After that is another documentary heralding Billy Bob's talents: "Bravo Profiles: Billy Bob Thornton," forty-three minutes long. That is followed by a roundtable discussion with Billy Bob Thornton, actors Dwight Yoakam and Mickey Jones, and producer David Bushell that goes on for twelve chapters and seventy-five minutes. Then, there a conversation with Billy Bob Thornton and Robert Duvall, eight minutes; a conversation with Duvall alone, seven minutes; and a conversation with Thornton and composer Daniel Lanois, twenty-two minutes. It's a lot of talking, and only parts of these conversations are any more enlightening than what was revealed in the documentaries. Next, Thornton recreates his Childers' character in a three-minute segment called "The Return of Karl." Following this, "On The Set" takes us behind-the-scenes with "Billy Bob at Work," four minutes; "Doyle's Band: The Johnsons," two minutes; and "Doyle Gets Pummeled," two minutes. Then, there's "Doyle's Dead," a four-minute deleted scene, with an introduction by Thornton, that was supposed to have gone at the end of the closing credits but didn't seem appropriate after the film took on a more serious tone than Thornton had originally intended. Finally, there are three text reviews of "Sling Blade" by critics Richard Corliss, Stanley Kauffmann, and Anne Beatts.
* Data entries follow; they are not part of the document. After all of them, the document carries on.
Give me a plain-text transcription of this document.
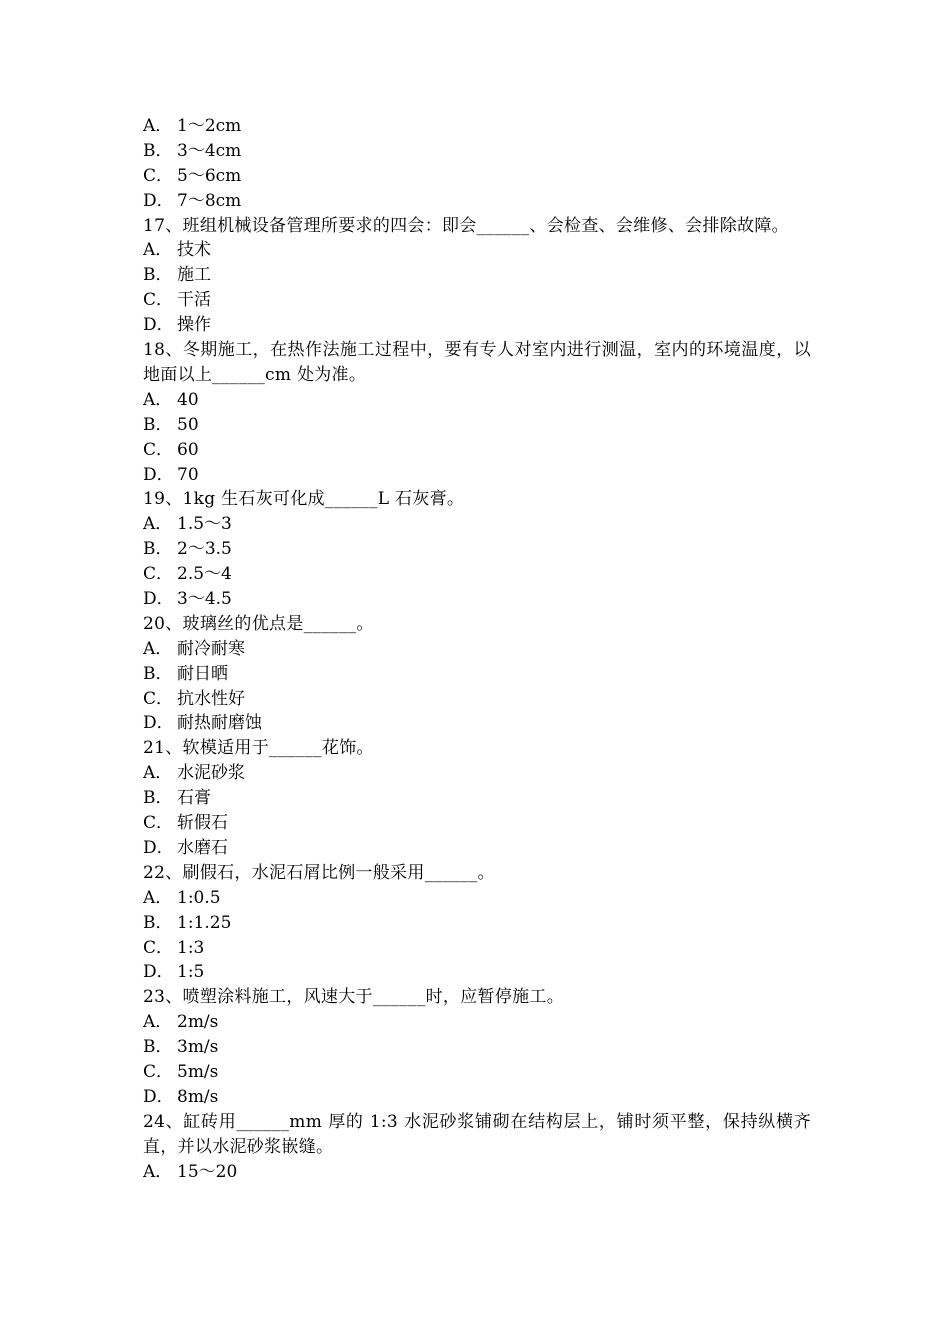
A． 1～2cm
B． 3～4cm
C． 5～6cm
D． 7～8cm
17、班组机械设备管理所要求的四会：即会______、会检查、会维修、会排除故障。
A． 技术
B． 施工
C． 干活
D． 操作
18、冬期施工，在热作法施工过程中，要有专人对室内进行测温，室内的环境温度，以地面以上______cm 处为准。
A． 40
B． 50
C． 60
D． 70
19、1kg 生石灰可化成______L 石灰膏。
A． 1.5～3
B． 2～3.5
C． 2.5～4
D． 3～4.5
20、玻璃丝的优点是______。
A． 耐冷耐寒
B． 耐日晒
C． 抗水性好
D． 耐热耐磨蚀
21、软模适用于______花饰。
A． 水泥砂浆
B． 石膏
C． 斩假石
D． 水磨石
22、刷假石，水泥石屑比例一般采用______。
A． 1:0.5
B． 1:1.25
C． 1:3
D． 1:5
23、喷塑涂料施工，风速大于______时，应暂停施工。
A． 2m/s
B． 3m/s
C． 5m/s
D． 8m/s
24、缸砖用______mm 厚的 1:3 水泥砂浆铺砌在结构层上，铺时须平整，保持纵横齐直，并以水泥砂浆嵌缝。
A． 15～20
There is no doubt "Sling Blade" is a moving, poignant, humorous, chilling, and melancholic motion picture, with a bravura turn from its writer/director/star. It accomplishes an awful lot that most movies don't even aspire to. Yet I'm not quite so sure it needed any more screen time to convey its simple story or advance its relatively basic themes. Nevertheless, the movie's ambling pace fits the demeanor of its main character, a man who is not used to getting anywhere fast. No harm done.